Its sudden murderous swerve towards him astounded him, even as his instinctive leap saved his life. The lorry’s swing was completely reckless and impulsive and appeared to be intentional. Campion was as amazed as if the ancient vehicle had snapped at him. The driver made no attempt to stop. After his single abortive dart he recovered his course and scuttled on, the bunched tarpaulin curtains at the back swinging out like pigtails.

In the second before the lurching shape disappeared into the blue shadows, Campion caught a fleeting glimpse of its interior. A single packing-case, very long and unusually narrow, lay across the jolting boards, and from the darkness just above it a woman’s plump face peered out at him. As their eyes met a stupid, frightened smile of recognition passed over her mouth.

It was Bella Musgrave. She was older and heavier than when he had seen her last, and now an ex-army oilskin cloak had been huddled over her black coat, but she was unmistakable. She was sitting on the packing-case, her podgy body swaying as the truck staggered round the bend and vanished.

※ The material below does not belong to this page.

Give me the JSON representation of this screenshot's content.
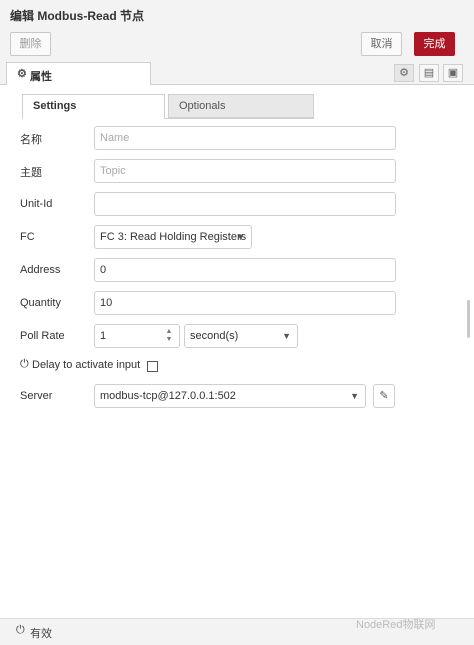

The sight of her squatting there, round and sinister, shook him much more than his own narrow escape. In view of her various professions her driver should have been a death’s-head, he reflected grimly, and it occurred to him suddenly that it was probably Rowley who had recognized him and had yielded to the sudden temptation to try and run him down.

He was so certain of this that when he ran into the Bowels, father and son, walking demurely down Apron Street together about five minutes later, he was astounded. He was also deeply interested, for whoever the driver had been he had certainly recognized him, and that with a definite lack of enthusiasm which argued that he was an old enemy. This in turn made him a professional practitioner. So far, the professional crook element had been conspicuously absent from Apron Street. Campion was delighted, not to say relieved, to find a trace of it at last.